Gordon fell silent, put his notes on the desk, and continued without them. “Both of you knew precisely what had happened to her, what she’d become.” He looked again at the woman. “You tried talking to her, persuading her, appealing to her better side. As for you . . .” Gordon turned back to the man. “You chose another path. You knew full well that if word got out about what your politician chums were using your daughter for, that would have been the end of you. To be more precise, you could have called it a day permanently had it come up whose daughter your buddies were romping about with. I can imagine what sorts of questions you would have been asked. Until now everyone had turned a blind eye to you. About you being a scam. A fraud. A Jew-turned-Christian doing business with the Germans. Not that there’s anything unusual or contemptible about that. But folks chummed up to you, no, not because you were called Valiant Knight András Szőllőshegyi Szőllősy, but because they knew you had to be rich, filthy rich, to get your hands on such a title. What are your merits, after all? What’s made you so worthy of the title Valiant Knight?” Szőllősy listened in silence. “You never took it upon yourself to publicly have a say in politics, and while I don’t know what party you fund, I suspect it’s the National Unity Party. That’s why folks schmoozed with you. Because you have money. You think your politician friends don’t know you’re a Jew? They know. Just like they know that, by now, you’re Catholic. But if someone had gotten wind that your daughter was a harlot, a prostitute to politicians—a girl who, moreover, wanted to reconvert to the Jewish faith so she could marry the son of a rabbi . . .” Here Gordon paused for effect, to let his words fade away in the utter silence of the living room. “And let’s not forget, either, that Mussolini meanwhile invaded Abyssinia. Which surely came in handy for you. No longer did you have to buy coffee from the Negus; you could do so straight from Mussolini. And since you’re on such good terms with Nazi business circles, you might have been able to finagle an even lower price out of the Italians.” Gordon looked at Szőllősy. “You think I haven’t kept an eye on stock prices? You think I don’t know how much you make on a hundred kilos of coffee? If you raise the price by just ten Reichsmarks, you can book yourself one huge profit even then.”

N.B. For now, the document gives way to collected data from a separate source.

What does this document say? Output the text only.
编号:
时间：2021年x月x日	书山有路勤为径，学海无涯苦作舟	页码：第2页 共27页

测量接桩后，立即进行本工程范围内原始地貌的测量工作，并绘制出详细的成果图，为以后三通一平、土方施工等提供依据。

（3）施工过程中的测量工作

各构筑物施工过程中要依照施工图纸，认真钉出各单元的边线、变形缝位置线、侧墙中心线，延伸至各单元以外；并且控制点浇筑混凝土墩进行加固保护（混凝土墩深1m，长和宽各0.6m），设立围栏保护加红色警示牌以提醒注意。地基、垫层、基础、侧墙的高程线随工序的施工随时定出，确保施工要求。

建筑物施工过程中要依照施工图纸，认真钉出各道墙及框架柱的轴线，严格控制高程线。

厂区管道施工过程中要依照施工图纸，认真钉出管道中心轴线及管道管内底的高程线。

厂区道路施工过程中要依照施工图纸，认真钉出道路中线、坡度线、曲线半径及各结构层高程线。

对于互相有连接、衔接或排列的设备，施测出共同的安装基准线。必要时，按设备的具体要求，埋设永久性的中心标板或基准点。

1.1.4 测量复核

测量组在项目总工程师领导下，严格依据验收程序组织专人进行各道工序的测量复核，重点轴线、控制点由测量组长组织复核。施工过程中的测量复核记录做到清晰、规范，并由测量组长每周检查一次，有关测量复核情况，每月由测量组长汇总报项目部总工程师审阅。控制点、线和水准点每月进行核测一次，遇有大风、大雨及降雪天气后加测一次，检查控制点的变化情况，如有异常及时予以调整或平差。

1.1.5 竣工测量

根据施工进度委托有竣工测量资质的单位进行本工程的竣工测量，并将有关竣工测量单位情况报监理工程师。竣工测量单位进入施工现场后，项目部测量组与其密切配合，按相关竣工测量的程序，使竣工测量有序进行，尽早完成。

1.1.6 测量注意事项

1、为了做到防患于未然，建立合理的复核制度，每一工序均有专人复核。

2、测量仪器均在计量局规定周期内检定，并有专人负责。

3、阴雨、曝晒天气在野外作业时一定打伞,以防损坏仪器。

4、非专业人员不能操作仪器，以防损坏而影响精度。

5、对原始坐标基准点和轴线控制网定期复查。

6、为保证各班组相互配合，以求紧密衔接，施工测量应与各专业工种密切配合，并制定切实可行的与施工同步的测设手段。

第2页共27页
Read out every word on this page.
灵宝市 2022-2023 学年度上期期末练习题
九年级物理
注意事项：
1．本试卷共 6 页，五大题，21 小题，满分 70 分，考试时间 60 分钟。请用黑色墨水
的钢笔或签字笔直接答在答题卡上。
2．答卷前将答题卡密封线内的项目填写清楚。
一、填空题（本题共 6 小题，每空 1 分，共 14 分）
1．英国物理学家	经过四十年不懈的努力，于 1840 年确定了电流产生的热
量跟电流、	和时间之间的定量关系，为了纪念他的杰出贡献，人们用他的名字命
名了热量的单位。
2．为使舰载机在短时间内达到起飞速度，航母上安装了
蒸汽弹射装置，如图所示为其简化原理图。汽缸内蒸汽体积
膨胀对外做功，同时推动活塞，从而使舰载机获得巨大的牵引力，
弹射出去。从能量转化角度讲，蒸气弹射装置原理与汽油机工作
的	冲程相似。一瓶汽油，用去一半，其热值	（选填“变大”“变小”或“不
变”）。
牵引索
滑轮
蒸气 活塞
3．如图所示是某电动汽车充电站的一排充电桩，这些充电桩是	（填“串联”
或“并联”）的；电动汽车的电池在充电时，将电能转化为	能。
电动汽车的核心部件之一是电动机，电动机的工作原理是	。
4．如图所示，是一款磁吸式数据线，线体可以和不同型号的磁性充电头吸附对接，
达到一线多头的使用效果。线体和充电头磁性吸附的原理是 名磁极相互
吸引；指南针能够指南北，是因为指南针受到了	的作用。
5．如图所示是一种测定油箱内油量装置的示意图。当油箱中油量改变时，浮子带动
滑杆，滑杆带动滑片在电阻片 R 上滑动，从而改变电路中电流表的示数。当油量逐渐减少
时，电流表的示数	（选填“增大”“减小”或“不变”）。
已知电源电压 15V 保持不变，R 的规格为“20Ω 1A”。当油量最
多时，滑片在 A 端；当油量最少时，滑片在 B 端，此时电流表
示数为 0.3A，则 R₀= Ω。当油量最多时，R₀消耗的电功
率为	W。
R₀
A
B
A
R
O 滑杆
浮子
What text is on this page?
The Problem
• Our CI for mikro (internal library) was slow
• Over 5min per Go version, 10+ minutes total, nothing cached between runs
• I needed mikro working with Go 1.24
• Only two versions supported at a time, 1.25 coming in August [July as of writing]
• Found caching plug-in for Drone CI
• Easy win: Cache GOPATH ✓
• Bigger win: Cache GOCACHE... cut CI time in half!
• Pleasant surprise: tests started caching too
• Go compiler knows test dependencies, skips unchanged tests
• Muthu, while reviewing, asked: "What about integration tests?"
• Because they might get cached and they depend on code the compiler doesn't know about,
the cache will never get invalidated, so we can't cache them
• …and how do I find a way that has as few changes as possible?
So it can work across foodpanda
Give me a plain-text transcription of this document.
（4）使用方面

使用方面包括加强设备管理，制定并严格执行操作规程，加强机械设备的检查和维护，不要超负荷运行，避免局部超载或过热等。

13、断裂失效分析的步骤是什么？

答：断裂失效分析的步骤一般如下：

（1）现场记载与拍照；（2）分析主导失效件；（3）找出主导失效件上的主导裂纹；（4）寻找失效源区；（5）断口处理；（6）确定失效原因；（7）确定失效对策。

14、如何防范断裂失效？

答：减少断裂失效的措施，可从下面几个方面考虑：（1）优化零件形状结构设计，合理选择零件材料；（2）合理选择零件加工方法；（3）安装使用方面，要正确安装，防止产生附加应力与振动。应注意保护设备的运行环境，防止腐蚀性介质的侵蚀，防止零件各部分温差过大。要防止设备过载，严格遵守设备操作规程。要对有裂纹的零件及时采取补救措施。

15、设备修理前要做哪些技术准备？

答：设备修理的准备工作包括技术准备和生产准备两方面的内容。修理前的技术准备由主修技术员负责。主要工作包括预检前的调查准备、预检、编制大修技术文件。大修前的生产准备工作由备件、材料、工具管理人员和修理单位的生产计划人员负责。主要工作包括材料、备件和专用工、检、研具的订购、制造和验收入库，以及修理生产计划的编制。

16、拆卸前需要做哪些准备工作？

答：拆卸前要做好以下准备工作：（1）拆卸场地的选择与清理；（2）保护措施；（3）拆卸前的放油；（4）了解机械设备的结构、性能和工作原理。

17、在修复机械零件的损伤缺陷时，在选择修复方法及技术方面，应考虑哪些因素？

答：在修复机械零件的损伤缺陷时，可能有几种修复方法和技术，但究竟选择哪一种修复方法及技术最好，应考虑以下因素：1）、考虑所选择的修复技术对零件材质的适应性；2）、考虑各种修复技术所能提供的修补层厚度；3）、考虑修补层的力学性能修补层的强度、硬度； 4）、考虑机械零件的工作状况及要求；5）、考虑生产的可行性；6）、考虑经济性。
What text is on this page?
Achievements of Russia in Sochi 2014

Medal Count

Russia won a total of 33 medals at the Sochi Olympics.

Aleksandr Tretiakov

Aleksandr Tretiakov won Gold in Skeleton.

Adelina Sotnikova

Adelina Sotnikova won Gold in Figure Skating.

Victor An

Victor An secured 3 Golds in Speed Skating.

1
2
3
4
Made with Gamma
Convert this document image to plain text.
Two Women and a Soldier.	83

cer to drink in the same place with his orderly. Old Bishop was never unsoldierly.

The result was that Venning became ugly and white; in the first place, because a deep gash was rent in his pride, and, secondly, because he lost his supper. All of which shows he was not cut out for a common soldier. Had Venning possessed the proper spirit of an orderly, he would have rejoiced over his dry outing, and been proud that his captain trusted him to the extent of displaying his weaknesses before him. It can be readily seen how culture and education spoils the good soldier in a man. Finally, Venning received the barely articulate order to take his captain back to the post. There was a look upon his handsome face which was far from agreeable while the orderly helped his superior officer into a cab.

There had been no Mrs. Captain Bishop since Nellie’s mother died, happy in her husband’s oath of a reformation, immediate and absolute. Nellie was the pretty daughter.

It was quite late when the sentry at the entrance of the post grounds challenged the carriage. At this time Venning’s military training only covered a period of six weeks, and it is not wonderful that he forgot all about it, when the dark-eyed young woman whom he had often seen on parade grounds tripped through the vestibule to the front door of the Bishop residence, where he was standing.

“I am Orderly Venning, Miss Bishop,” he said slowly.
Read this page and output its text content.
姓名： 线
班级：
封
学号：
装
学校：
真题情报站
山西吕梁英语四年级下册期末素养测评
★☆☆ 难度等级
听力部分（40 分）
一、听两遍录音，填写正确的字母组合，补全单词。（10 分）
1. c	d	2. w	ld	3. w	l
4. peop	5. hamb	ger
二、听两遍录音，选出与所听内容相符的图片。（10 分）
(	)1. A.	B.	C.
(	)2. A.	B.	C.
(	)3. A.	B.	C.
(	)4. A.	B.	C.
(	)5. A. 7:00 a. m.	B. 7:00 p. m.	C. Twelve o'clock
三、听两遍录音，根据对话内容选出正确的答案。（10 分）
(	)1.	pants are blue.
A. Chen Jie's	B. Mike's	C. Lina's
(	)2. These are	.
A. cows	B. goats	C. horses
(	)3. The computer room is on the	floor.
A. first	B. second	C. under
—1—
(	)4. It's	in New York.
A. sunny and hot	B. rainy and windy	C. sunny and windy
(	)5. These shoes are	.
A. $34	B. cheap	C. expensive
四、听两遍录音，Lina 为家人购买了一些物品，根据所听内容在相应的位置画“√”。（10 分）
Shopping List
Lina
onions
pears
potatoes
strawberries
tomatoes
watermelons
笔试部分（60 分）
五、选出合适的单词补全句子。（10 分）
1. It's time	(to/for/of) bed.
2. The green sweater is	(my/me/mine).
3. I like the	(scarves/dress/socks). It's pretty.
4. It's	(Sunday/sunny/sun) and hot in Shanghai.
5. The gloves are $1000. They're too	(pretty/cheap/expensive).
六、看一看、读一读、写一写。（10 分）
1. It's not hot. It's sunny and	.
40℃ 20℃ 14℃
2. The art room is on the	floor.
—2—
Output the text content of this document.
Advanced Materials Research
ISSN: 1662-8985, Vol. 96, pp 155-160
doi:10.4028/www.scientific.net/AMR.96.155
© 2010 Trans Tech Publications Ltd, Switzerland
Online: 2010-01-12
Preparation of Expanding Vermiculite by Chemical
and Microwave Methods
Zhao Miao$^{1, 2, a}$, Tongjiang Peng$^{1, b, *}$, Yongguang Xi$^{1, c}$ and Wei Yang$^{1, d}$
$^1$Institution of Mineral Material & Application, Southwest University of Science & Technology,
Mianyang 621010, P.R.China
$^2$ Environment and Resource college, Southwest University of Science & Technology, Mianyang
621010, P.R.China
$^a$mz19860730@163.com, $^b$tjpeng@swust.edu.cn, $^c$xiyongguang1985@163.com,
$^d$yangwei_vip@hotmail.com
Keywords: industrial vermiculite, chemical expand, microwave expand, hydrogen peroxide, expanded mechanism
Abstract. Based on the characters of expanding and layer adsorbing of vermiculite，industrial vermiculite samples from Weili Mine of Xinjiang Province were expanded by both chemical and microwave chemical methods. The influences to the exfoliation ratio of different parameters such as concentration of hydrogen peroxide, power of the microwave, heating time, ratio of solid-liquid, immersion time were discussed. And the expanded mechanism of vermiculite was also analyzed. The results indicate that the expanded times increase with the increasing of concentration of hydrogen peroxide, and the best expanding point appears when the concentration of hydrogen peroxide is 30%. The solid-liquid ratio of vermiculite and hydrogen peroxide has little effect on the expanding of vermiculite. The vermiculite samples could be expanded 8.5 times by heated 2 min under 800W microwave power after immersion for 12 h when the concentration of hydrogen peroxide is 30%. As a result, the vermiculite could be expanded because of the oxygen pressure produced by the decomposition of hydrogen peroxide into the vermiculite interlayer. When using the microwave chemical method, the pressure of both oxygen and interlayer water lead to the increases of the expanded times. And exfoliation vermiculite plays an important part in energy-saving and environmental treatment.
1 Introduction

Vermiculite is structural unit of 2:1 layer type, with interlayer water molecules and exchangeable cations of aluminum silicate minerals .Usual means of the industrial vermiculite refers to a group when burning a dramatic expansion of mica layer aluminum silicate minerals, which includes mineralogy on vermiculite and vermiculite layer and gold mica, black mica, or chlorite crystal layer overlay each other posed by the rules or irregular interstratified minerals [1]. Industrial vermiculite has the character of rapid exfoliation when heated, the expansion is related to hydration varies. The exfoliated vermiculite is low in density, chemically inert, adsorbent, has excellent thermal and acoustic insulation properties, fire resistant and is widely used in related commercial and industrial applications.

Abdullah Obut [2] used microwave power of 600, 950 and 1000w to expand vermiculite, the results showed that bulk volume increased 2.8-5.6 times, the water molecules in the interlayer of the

Gordon stood up, stepped over to the drinks, and poured himself another whiskey. Szőllősy’s face slowly began turning red. His wife listened with a broken, uncomprehending expression.
“That’s when you had a word with your private secretary,” said Gordon, sitting back down. “To take action. Your private secretary, isn’t that right?” He looked at Szőllősy. “I take your silence as a yes. Your secretary somehow turned up Pojva, a defrocked boxer and a booze-brained brute, to give your daughter a scare. Not a big scare, mind you, just a small one. Just enough so she’d come home. So the whole thing would be over. Pojva found Fanny on the sixth. I don’t think he was out to kill your daughter, and I have a hard time believing that you wanted that.” Gordon shook his head. “The only problem is that your secretary couldn’t have found a more unsuitable man than Pojva for the task. For him, giving the scare to a defenseless girl is the same as doing so to a strong guy. All you wanted was to have her beaten just a little, to have her robbed, so Fanny would come running on home. Things might even have turned out this way, though I doubt Fanny would have set foot in this house again.